Chronique film : Bullhead

de Michael R. Roskam

Voilà un film tout à fait curieux, qui, s’il n’est pas véritablement convaincant, est au moins original dans le paysage du cinéma belge, et même européen.

Jack est éleveur bovin, comme son père avant lui. C’est une montagne de muscles, encore plus shootée aux hormones que ses bêtes. Autour de ce personnage se construit une double histoire. D’une part Jacky est une des pièces maîtresses d’un trafic d’hormones vétérinaires à grande échelle, que la police essaie de démanteler, d’autre part, le colosse est la victime d’un « accident » dans son enfance, dont les conséquences le poursuivent inlassablement.

Le scénario, bien que particulièrement alambiqué, est assez intelligent.
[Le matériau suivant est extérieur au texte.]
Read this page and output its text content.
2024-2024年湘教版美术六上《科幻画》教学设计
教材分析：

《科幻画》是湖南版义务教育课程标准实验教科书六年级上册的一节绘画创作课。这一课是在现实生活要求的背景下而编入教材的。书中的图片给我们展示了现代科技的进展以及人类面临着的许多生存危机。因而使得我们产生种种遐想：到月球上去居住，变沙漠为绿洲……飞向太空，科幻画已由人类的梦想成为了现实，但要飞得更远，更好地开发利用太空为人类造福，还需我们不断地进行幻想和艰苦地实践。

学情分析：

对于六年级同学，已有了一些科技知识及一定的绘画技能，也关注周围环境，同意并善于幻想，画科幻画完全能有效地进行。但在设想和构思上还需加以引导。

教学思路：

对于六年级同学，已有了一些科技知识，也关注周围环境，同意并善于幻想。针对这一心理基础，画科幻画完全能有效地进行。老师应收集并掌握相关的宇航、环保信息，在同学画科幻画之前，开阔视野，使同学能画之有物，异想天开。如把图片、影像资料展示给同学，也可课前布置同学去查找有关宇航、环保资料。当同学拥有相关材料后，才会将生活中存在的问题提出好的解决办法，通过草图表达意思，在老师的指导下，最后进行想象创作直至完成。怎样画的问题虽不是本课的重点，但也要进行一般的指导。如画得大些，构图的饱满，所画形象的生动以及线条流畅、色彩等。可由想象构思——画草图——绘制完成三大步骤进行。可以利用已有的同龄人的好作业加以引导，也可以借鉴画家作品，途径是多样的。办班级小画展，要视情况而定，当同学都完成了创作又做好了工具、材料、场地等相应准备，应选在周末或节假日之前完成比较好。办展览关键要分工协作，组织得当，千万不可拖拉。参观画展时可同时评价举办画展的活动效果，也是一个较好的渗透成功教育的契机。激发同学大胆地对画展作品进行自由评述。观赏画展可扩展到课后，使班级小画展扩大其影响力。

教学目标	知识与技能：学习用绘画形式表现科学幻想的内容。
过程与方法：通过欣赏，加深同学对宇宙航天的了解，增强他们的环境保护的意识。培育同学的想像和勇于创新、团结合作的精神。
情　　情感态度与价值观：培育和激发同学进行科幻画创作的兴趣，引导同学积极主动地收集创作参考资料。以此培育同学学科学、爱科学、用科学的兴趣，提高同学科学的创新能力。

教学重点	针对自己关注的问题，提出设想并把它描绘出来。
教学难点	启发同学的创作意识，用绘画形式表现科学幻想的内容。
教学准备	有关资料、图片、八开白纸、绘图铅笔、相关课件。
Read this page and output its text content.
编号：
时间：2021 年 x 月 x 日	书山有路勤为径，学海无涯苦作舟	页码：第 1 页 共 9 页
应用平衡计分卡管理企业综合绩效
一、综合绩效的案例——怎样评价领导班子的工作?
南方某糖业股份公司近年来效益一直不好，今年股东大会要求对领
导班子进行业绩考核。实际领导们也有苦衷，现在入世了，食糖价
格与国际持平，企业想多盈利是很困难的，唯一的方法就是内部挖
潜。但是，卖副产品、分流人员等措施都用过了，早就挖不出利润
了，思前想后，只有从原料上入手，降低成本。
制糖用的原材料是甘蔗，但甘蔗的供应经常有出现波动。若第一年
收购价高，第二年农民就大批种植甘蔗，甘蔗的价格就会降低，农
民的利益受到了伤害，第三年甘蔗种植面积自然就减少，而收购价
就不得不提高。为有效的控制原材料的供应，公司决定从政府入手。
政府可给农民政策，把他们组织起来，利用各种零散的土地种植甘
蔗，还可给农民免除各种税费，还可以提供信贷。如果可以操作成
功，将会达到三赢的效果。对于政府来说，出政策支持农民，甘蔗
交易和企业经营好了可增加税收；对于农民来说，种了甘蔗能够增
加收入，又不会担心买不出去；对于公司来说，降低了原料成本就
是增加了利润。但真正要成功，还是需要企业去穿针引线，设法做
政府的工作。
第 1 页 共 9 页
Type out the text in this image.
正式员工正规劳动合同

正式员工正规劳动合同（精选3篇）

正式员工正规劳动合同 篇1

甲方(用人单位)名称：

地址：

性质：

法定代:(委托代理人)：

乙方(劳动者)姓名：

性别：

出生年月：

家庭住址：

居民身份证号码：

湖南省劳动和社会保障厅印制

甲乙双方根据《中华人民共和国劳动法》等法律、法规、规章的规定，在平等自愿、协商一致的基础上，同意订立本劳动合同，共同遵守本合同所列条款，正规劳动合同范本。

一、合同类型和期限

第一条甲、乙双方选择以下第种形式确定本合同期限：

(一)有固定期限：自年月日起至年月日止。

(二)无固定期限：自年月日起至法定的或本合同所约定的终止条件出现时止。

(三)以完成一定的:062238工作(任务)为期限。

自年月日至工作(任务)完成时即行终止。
Ce ne sont en effet pas les actions de Jacky dans le trafic d’hormones qui vont en faire le suspect numéro un de la police, mais bien les actes que son douloureux passé le pousse à faire. L’intime, déjà encombrant, prend le pas sur le professionnel, et le traumatisme initial sera l’origine de la perte de Jacky. Certes le côté psychanalytique est ras le bitume et surexploité, mais d’un point de vue scénaristique c’est assez intéressant. La mise en scène également ose, nerveuse, parfois volontairement brouillonne, et surtout très attentive au corps de son héros, Jacky, véritable sujet du film. La caméra capte ce corps puissant et difforme à force de muscles, avec attention, fascination et rejet tout à la fois. Par ailleurs, le film est aussi intéressant par ses changements de registres. Du film noir (l’enquête policière), au film sociologique (le milieu de l’élevage en Belgique), en passant par la comédie (les deux garagistres wallons), il y a une véritable audace dans cette démarche.

Malheureusement, malgré toutes ces qualités, le film ne réussit pas à convaincre entièrement. Il souffre de beaucoup de longueurs, dues notamment à cette surabondance de flash-back, à la complexité inutile du scénario, et à l’utilisation abusive du ralenti, dont décidément on devrait légiférer l’utilisation. Le réalisateur pêche par son audace même, mais contrairement à Animal Kingdom (auquel ce film m’a parfois fait penser), Bullhead évite le phénomène du film de petit malin, par une certaine sincérité, et la réelle attention qu’il porte au corps de son héros. Pas un grand pied donc, mais sans aucun doute un réalisateur à suivre.